Non, reviens. Je te jure que j’ai bon goût pour un molard de mer. Enfin, je crois. Il y a bien des gens qui en mangent.

Zut, ils sont partis et la marée remonte. Au moins il fait chaud. Ah. Des baigneurs. Je sens dans l’eau qu’ils ramènent plein de nutriments. Surtout dans ces courants chauds azotés que les algues adorent. Ce sera suffisant pour me construire. Mais il faut que j’aille plus haut.

Attends, c’est quoi ce muscle ? J’ai un pied ! Je peux sauter. Ouiiiiiiii ! Allez go. Un saut, des nutriments, dodo pour grandir. Finalement, la vie d’une palourde c’est un peu comme celle d’un jeune adulte humain : sauter, manger, dormir…

Les mois passent mais même si je grossis et que j’apprends à me servir de mes muscles, ni les humains, ni les crabes ne veulent de moi. Alors je me déplace comme je peux en cherchant un sens à ma vie.
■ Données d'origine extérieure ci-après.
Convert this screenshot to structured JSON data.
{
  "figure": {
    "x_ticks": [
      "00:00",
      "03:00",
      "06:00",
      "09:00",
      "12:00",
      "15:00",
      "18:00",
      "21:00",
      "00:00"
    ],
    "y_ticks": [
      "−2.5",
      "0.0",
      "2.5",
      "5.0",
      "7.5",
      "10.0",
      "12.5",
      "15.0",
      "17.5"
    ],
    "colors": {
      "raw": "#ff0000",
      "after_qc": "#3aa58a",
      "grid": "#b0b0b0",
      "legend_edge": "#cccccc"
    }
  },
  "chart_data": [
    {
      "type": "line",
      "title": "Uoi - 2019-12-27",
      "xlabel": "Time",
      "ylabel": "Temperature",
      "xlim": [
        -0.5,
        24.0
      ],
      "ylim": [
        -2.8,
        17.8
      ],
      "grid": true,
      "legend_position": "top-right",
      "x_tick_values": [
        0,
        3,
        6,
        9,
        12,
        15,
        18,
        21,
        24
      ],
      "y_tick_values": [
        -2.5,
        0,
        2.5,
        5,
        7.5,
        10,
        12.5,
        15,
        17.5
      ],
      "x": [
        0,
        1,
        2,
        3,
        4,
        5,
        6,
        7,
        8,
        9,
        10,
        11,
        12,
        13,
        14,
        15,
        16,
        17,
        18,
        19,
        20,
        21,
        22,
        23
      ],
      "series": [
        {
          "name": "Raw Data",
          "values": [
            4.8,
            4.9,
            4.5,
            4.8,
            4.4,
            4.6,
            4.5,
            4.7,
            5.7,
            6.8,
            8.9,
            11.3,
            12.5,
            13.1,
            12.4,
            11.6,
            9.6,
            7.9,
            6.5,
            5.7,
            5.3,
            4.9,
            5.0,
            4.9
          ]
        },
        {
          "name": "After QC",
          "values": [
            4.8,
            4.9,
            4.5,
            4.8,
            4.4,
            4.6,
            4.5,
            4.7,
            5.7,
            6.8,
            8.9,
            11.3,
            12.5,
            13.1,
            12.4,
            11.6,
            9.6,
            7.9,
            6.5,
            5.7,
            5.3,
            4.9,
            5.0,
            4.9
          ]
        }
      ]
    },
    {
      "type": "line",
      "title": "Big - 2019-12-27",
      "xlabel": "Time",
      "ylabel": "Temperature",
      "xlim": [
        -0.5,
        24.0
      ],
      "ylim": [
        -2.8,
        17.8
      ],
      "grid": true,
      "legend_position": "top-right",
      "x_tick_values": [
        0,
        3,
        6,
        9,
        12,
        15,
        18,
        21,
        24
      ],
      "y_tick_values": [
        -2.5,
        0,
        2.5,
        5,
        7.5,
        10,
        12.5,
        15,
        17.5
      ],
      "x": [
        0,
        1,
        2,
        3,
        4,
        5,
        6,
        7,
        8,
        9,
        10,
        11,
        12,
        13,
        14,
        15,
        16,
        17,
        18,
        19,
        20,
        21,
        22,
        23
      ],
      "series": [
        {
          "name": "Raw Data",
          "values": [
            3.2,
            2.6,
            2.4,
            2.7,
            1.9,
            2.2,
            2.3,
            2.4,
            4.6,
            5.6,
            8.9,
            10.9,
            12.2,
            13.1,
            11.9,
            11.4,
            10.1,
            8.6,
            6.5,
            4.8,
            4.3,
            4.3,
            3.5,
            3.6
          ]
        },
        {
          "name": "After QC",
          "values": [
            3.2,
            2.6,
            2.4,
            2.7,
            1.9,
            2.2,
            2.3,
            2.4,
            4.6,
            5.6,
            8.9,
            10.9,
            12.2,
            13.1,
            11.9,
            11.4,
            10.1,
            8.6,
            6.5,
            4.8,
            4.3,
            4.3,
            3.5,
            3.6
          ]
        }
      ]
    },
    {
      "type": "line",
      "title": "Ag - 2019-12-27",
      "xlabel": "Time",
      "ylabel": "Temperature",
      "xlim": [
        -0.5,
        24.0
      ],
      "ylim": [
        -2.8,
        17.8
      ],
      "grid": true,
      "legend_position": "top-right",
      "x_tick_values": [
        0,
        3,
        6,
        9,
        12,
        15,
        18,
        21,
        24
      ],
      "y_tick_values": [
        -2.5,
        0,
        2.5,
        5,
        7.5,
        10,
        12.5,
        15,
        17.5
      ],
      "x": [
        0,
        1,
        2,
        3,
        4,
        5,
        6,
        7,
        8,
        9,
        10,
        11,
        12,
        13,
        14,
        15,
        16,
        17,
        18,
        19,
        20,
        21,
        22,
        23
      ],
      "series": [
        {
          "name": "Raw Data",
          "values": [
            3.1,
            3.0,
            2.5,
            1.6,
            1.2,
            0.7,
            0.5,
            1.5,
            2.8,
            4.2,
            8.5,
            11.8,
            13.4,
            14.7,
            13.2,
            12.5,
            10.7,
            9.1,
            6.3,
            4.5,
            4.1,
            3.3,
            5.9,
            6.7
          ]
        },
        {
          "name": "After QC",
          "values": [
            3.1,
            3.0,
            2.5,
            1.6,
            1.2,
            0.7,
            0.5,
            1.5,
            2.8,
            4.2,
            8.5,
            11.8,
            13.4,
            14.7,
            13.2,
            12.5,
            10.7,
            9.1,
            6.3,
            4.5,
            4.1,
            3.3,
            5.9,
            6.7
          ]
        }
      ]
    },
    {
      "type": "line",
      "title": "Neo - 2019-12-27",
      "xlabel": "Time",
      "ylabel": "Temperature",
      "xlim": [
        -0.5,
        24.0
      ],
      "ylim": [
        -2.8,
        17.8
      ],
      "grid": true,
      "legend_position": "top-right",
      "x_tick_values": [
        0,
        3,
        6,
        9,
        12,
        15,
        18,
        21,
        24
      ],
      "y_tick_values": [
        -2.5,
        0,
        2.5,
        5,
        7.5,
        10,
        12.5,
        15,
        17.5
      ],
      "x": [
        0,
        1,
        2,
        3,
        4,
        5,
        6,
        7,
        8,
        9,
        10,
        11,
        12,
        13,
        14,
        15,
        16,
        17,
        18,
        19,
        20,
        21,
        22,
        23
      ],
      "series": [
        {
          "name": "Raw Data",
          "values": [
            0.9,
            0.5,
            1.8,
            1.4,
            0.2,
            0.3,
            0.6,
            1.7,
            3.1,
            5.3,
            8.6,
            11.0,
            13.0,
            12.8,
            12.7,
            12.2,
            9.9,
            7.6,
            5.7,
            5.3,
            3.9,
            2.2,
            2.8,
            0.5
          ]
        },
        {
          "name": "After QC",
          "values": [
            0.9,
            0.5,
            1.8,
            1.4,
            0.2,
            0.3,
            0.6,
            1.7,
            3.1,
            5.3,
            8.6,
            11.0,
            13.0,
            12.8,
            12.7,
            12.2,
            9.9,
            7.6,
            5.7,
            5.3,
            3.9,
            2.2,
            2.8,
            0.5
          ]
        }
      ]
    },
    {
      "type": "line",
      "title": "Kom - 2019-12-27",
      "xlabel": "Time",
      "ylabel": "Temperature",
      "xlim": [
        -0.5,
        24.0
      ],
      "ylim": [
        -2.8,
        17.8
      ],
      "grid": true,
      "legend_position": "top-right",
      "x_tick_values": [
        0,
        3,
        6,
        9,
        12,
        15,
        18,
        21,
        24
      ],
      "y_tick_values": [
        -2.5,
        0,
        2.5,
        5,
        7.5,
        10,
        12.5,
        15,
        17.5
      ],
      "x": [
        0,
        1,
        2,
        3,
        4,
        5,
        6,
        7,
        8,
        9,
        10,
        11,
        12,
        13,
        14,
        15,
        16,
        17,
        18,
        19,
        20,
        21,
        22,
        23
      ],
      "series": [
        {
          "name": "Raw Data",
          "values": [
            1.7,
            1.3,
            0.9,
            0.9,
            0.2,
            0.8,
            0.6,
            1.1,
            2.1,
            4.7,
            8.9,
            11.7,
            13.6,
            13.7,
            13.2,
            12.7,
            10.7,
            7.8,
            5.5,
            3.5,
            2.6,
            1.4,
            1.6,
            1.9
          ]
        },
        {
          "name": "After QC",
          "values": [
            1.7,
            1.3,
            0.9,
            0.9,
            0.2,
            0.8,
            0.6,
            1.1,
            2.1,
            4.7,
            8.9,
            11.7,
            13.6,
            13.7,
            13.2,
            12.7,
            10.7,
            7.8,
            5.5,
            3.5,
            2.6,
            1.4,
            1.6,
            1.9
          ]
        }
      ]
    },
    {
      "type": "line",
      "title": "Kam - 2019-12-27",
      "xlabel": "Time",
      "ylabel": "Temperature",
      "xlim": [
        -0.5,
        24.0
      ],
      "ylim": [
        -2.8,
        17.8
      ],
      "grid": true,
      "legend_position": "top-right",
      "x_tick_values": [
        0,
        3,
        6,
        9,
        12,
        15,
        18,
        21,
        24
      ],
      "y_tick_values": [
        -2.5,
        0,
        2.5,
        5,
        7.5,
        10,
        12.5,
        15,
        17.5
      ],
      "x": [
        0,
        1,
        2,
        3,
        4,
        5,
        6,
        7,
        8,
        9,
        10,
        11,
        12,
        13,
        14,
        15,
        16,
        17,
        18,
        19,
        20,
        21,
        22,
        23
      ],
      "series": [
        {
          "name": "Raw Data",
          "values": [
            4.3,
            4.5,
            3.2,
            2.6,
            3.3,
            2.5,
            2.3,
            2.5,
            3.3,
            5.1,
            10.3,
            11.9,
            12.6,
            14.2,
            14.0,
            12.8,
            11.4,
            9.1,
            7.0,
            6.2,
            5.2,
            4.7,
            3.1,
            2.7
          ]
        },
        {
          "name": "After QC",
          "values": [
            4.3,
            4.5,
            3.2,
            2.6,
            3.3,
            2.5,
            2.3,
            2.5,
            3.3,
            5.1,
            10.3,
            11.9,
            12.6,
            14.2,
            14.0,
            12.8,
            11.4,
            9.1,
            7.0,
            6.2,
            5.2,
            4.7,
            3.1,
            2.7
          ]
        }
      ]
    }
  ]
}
Quand soudain, on m'extrait du sol. Oui, ça y est, je vais mourir, encore. C’est une mouette. Bien sur ! Pourquoi n’y ai-je pas pensé avant ? Elle m’emmène dans les airs et me lâche vers les rochers pour me briser. Vas-y rocher, fais moi mal, brise moi que j'en finisse avec ce corps de palourde.

J’ai toujours eu beaucoup de chance… Quelle était la probabilité que je tombe dans le verre de bière d’un jeune qui passait par là ?

L’avetange. L’atevaj. L’avnetaj. Le point positif, c’est que je n’ai jamais été aussi euphorique. La palourde vivant dans l’eau c’est rapide de prendre une mine. Tout le monde il est beau. Et d’ailleurs je le veux. À partir de maintenant je vais arrêter de m’apitoyer sur mon sort et je vais conquérir le monde. Je deviendrai la palourde la plus puissante de la Terre, plus crainte, une sorte de Paltila le hun. Mais d’abord, il faut que je quitte le rocher sur lequel le jeune m'a envoyé. Allez ! Top départ. Une, deux ! Une, deux !

Si je compte bien, il ne m’a fallu que six mois pour quitter mon rocher. Le monde, me voilà.